I successfully build and run the project and get passed.
But when I try to use debugger and step by step trace the code, I will always stuck at line84: err = cudaMalloc((void **)&d_A, size);
Is this a bug or my misoperation?
My system is Ubuntu 10.04 64bit with Geforce GT430.
Hmm… single GPU debugging is not available on Linux Eclipse NSight?
I have installed CUDA 5 into the directory /home/user-name/cuda5. Nice, I try NSight and create new CUDA project. Nice, there are sample codes appended to a project-name.cu file. When I try to build and run, libcudart.so.4 is not found. Where can I edit the linked library? I can’t find it in the project properties. Are they by default hidden from us?
Nope… Nsight uses cuda-gdb as a visual debugger backend and it can’t use the same GPU used to drive the screen.

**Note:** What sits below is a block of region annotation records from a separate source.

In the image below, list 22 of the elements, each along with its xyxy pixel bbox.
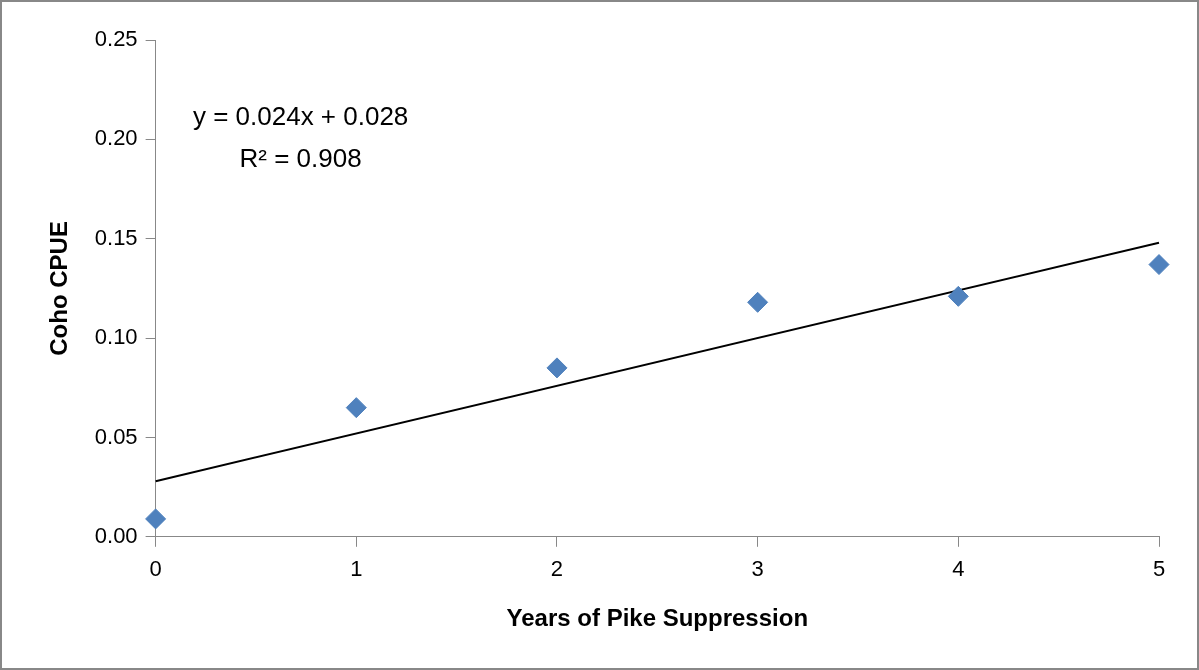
x-tick-label: 0 [149, 556, 162, 582]
y-tick-label: 0.00 [94, 522, 138, 548]
point [145, 508, 167, 530]
x-axis-title: Years of Pike Suppression [506, 604, 809, 632]
y-tick-label: 0.20 [94, 125, 138, 151]
x-tick-label: 3 [751, 556, 764, 582]
x-tick-label: 4 [952, 556, 965, 582]
annotation: R² = 0.908 [239, 143, 362, 174]
point [1148, 254, 1170, 276]
y-tick-label: 0.15 [94, 224, 138, 250]
x-tick-label: 2 [550, 556, 564, 582]
x-tick-label: 5 [1152, 556, 1166, 582]
y-tick-label: 0.05 [94, 423, 138, 449]
y-tick-label: 0.10 [94, 324, 138, 350]
x-tick-label: 1 [350, 556, 363, 582]
y-axis-title: Coho CPUE [45, 221, 73, 356]
point [345, 397, 367, 419]
point [546, 357, 568, 379]
point [747, 291, 769, 313]
annotation: y = 0.024x + 0.028 [192, 101, 409, 132]
point [947, 285, 969, 307]
y-tick-label: 0.25 [94, 26, 138, 52]
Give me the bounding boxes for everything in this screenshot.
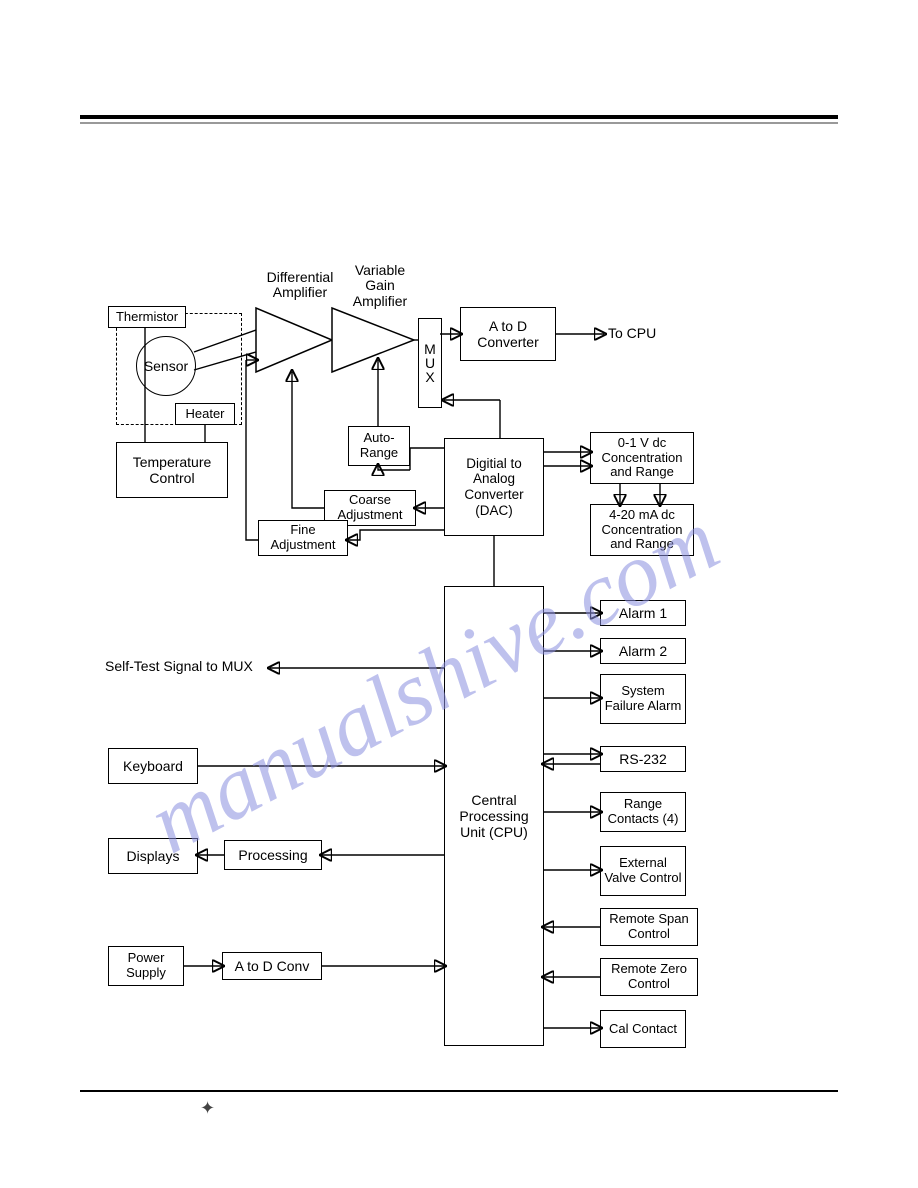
node-cal-contact: Cal Contact (600, 1010, 686, 1048)
node-dac: Digitial to Analog Converter (DAC) (444, 438, 544, 536)
node-out-0-1v: 0-1 V dc Concentration and Range (590, 432, 694, 484)
node-displays: Displays (108, 838, 198, 874)
node-adc2: A to D Conv (222, 952, 322, 980)
label-self-test: Self-Test Signal to MUX (105, 659, 253, 674)
node-processing: Processing (224, 840, 322, 870)
node-range-contacts: Range Contacts (4) (600, 792, 686, 832)
node-thermistor: Thermistor (108, 306, 186, 328)
node-sys-fail: System Failure Alarm (600, 674, 686, 724)
node-alarm2: Alarm 2 (600, 638, 686, 664)
node-adc: A to D Converter (460, 307, 556, 361)
node-fine-adj: Fine Adjustment (258, 520, 348, 556)
node-remote-span: Remote Span Control (600, 908, 698, 946)
node-power-supply: Power Supply (108, 946, 184, 986)
node-mux: MUX (418, 318, 442, 408)
node-temp-ctrl: Temperature Control (116, 442, 228, 498)
node-rs232: RS-232 (600, 746, 686, 772)
node-keyboard: Keyboard (108, 748, 198, 784)
node-out-4-20ma: 4-20 mA dc Concentration and Range (590, 504, 694, 556)
block-diagram: Thermistor Sensor Heater Temperature Con… (0, 0, 918, 1188)
node-auto-range: Auto-Range (348, 426, 410, 466)
label-diff-amp: Differential Amplifier (260, 270, 340, 301)
label-var-gain-amp: Variable Gain Amplifier (340, 263, 420, 309)
node-sensor: Sensor (136, 336, 196, 396)
label-to-cpu: To CPU (608, 326, 656, 341)
node-heater: Heater (175, 403, 235, 425)
node-ext-valve: External Valve Control (600, 846, 686, 896)
node-cpu: Central Processing Unit (CPU) (444, 586, 544, 1046)
node-remote-zero: Remote Zero Control (600, 958, 698, 996)
node-alarm1: Alarm 1 (600, 600, 686, 626)
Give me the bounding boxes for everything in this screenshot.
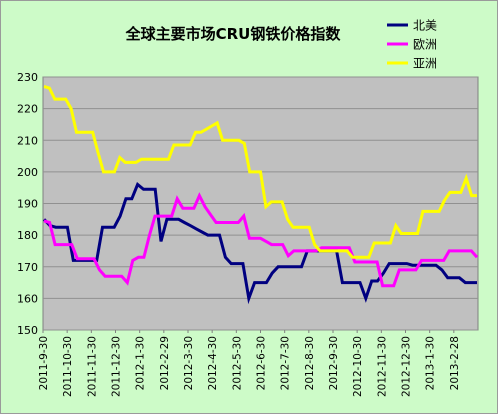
x-tick-label: 2013-1-30 xyxy=(425,336,437,390)
x-tick-label: 2012-11-30 xyxy=(376,336,388,397)
x-tick-label: 2012-12-30 xyxy=(401,336,413,397)
x-tick-label: 2011-10-30 xyxy=(62,336,74,397)
y-tick-label: 230 xyxy=(17,71,38,84)
y-tick-label: 170 xyxy=(17,261,38,274)
x-tick-label: 2013-2-28 xyxy=(449,336,461,390)
y-tick-label: 150 xyxy=(17,324,38,337)
x-tick-label: 2012-7-30 xyxy=(280,336,292,390)
series-line-0 xyxy=(42,182,477,305)
x-tick-label: 2012-5-30 xyxy=(231,336,243,390)
x-axis: 2011-9-30 2011-10-30 2011-11-30 2011-12-30 2… xyxy=(38,330,461,397)
x-tick-label: 2012-9-30 xyxy=(328,336,340,390)
x-tick-label: 2011-11-30 xyxy=(86,336,98,397)
x-tick-label: 2012-4-30 xyxy=(207,336,219,390)
y-tick-label: 160 xyxy=(17,292,38,305)
x-tick-label: 2012-8-30 xyxy=(304,336,316,390)
y-axis: 150 160 170 180 190 200 210 220 230 xyxy=(17,71,38,337)
y-tick-label: 200 xyxy=(17,166,38,179)
x-tick-label: 2012-2-29 xyxy=(159,336,171,390)
y-tick-label: 180 xyxy=(17,229,38,242)
y-tick-label: 190 xyxy=(17,198,38,211)
legend-label-1: 欧洲 xyxy=(413,38,437,52)
series-group xyxy=(42,85,479,305)
x-tick-label: 2012-1-30 xyxy=(135,336,147,390)
legend-label-0: 北美 xyxy=(413,19,437,33)
y-tick-label: 210 xyxy=(17,134,38,147)
series-line-2 xyxy=(43,85,477,259)
legend-label-2: 亚洲 xyxy=(413,57,437,71)
x-tick-label: 2011-12-30 xyxy=(111,336,123,397)
x-tick-label: 2012-10-30 xyxy=(352,336,364,397)
x-tick-label: 2012-6-30 xyxy=(256,336,268,390)
series-line-1 xyxy=(43,192,479,288)
chart-title: 全球主要市场CRU钢铁价格指数 xyxy=(125,25,342,43)
y-tick-label: 220 xyxy=(17,103,38,116)
x-tick-label: 2012-3-30 xyxy=(183,336,195,390)
x-tick-label: 2011-9-30 xyxy=(38,336,50,390)
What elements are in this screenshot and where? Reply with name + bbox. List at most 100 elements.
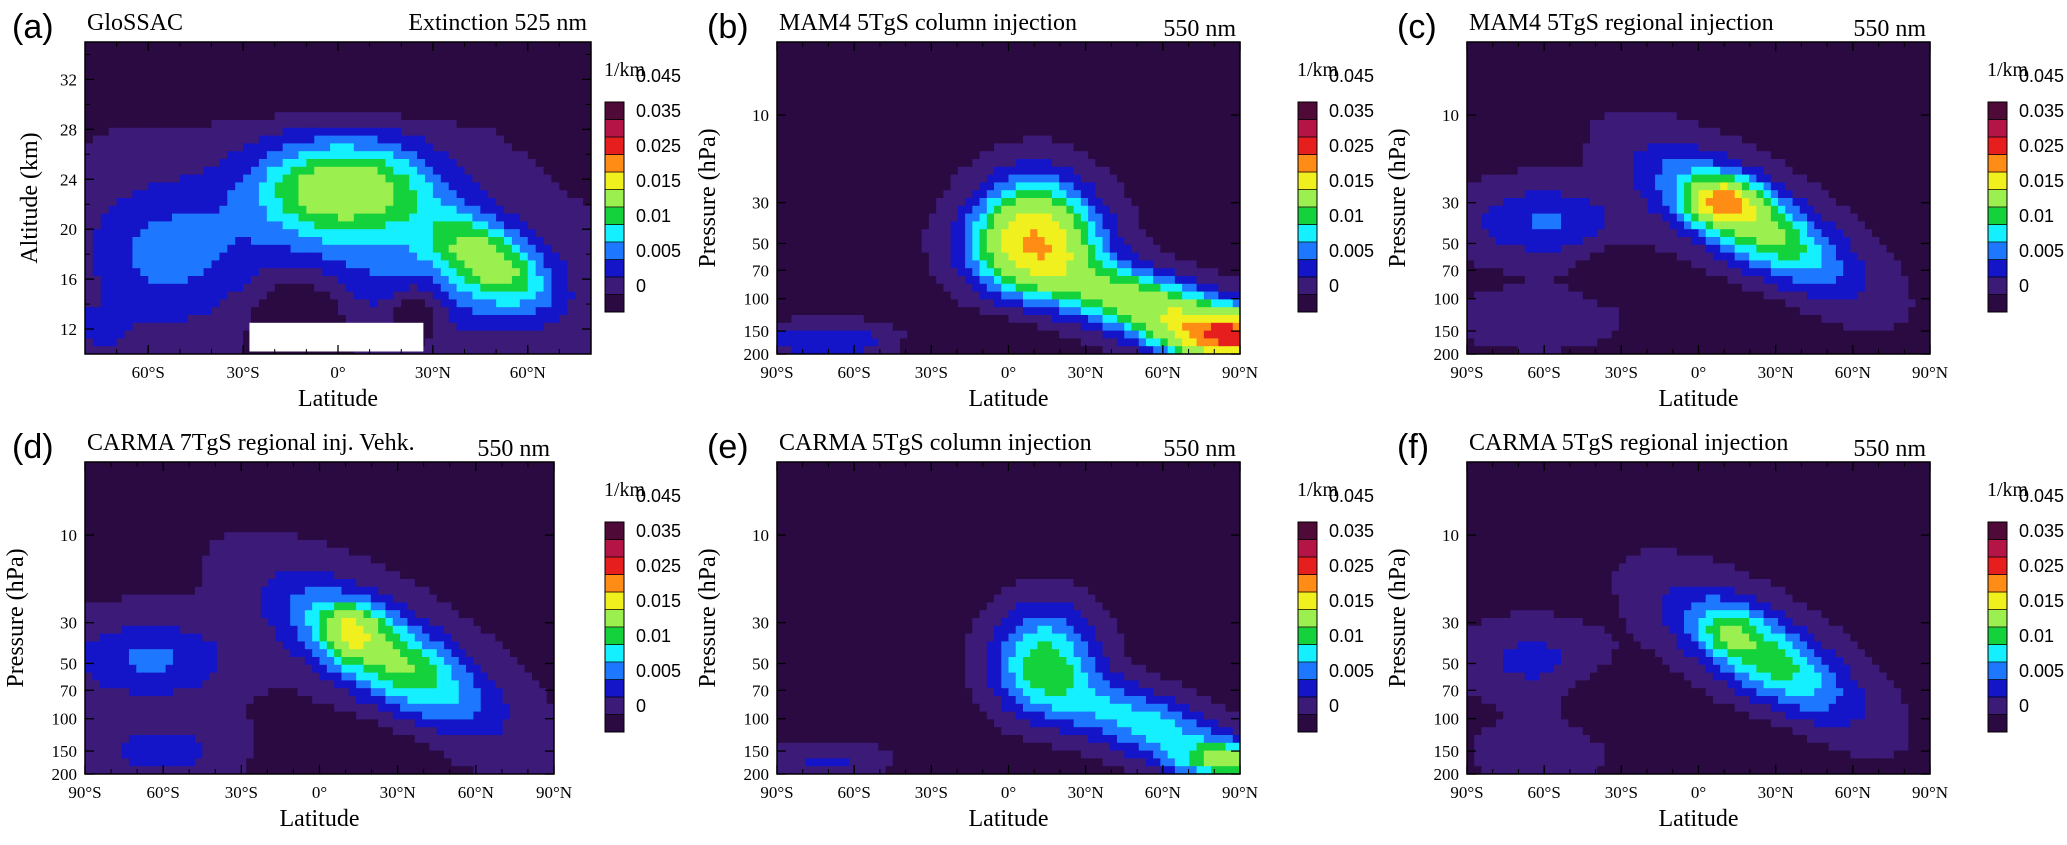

Looks like you have nvcc from toolkit 4.0 in your path (toolkit 5.0 installs libcudart.so.5.0). You need not explicitly link against cudart - nvcc handles it by itself.
You can configure libraries as follows:
Open project properties
Expand General->Paths and Symbols
On the Libraries tab add the library, without the “lib” prefix and file extension. I.e. to link against libmylib.so you need to specify “mylib”.
Nsight Eclipse Edition relies on specific versions of the cuda-gdb and nvcc (it requires some specific new features and bug fixes that were only introduced in the Toolkit 5.0 versions of those tools). Using it with different toolkit versions is not recommended.
Yes, single GPU debug is only available under Windows. Neither Nsight Eclipse Edition nor cuda-gdb available on Linux and Mac support single GPU debugging at this point.
Nsight Eclipse Edition was tested on Nvidia Optimus setups when integrated video adapter (Intel) is driving the display and Nvidia hardware is used for debugging. I expect it will work fine with AMD card driving the display.